FCA fines Equifax £11m for cyber-security breach failings

FCA has fined Equifax Ltd for £11,164,400 for failing to manage and monitor the security of UK consumer data it had outsourced to its US parent, in breach of Principles 3, 6 and 7. In 2017, cyber-hackers caused Equifax Inc to suffer one of the largest cyber-security breaches in history. The fine follows a £500,000 fine imposed by the ICO in 2018.

As a result of the breach, data from approximately 13.8 million people in the UK (as well as nearly 150 million in the US and nearly 20,000 in Canada) was available to cyber-hackers because Equifax Ltd had outsourced it to servers of Equifax Inc in the US for processing, and included information such as names, dates of birth, partially exposed credit card details and residential addresses.  The data in question was for the Equifax Identity Verifier product which helps business customers verify and authenticate their customers’ details and the Global Customer Solutions, which gives retail customers access to their credit reports and provides a web monitoring service.

As Equifax did not treat the relationship with its parent company as outsourcing, it did not provide sufficient oversight of how data it was sending was properly managed and protected. The breach was, therefore, entirely preventable, particularly since Equifax was aware of the weaknesses in Equifax Inc’s security systems.

This was worsened by management of the breach. Equifax Ltd did not find out about the breach until 6 weeks after Equifax Inc discovered the hack and only 5 minutes before it was announced by the parent company.  FCA learned about the incident through press reports, and when it contacted Equifax Ltd to ask for more information the firm was unable to provide it because it did not at the time have the information. Because Equifax Ltd discovered the information so late, and because it did not have in place arrangements with its parent that allowed it quickly to get the information it needed on affected UK customers, there were delays in dealing with complaints as Equifax Ltd could not handle the volume of complaints. FCA found it also mishandled complaints and failed to treat customers fairly by not maintaining quality assurance checks for the complaints. Further, the public statements Equifax Ltd made on the impact of the incident did not reveal the true extent of the number of UK consumers affected.

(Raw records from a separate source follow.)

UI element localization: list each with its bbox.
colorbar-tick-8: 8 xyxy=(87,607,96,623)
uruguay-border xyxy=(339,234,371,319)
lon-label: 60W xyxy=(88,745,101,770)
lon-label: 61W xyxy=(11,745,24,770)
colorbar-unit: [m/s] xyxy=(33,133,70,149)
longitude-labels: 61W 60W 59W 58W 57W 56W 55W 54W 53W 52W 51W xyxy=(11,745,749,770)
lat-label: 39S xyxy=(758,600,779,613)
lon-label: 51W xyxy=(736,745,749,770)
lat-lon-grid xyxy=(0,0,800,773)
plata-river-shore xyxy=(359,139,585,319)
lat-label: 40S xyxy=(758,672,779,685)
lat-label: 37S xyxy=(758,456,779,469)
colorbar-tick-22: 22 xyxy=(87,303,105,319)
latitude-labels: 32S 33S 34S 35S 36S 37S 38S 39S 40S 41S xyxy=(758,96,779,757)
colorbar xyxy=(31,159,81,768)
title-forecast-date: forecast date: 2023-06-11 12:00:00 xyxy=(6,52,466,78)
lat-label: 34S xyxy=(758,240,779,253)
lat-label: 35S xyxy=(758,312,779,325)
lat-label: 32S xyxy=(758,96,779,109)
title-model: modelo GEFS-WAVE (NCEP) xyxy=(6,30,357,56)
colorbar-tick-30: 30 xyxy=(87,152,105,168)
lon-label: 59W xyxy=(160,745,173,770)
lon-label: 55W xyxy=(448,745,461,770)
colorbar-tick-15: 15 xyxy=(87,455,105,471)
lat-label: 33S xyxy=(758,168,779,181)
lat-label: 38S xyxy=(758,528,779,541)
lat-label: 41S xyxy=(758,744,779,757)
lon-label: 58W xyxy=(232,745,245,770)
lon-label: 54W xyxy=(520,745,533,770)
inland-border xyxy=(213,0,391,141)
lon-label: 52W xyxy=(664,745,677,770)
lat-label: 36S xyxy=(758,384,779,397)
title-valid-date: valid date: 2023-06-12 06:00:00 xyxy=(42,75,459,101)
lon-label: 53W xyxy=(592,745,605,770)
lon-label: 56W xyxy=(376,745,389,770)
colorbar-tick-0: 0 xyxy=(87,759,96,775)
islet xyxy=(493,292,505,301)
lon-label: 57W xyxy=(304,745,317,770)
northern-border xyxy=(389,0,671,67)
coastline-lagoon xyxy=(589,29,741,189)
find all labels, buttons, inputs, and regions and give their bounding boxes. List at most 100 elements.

FCA stressed that regulated firms must have effective cyber-security arrangements to protect the personal data they hold and to keep systems and software up to date to prevent unauthorised access. If there is a breach, the firms must notify affected individuals as soon as possible in a way that is fair, clear and not misleading. Jessica Rusu, chief Data, Information and Intelligence Officer at FCA also noted the raising of standards that the Consumer Duty requires.

Equifax Ltd benefited from a 30% reduction in fine for settling the action, and a 15% credit for mitigation because of its high level of cooperation, the voluntary redress it offered to consumers and the group’s global transformation programme that followed the incident.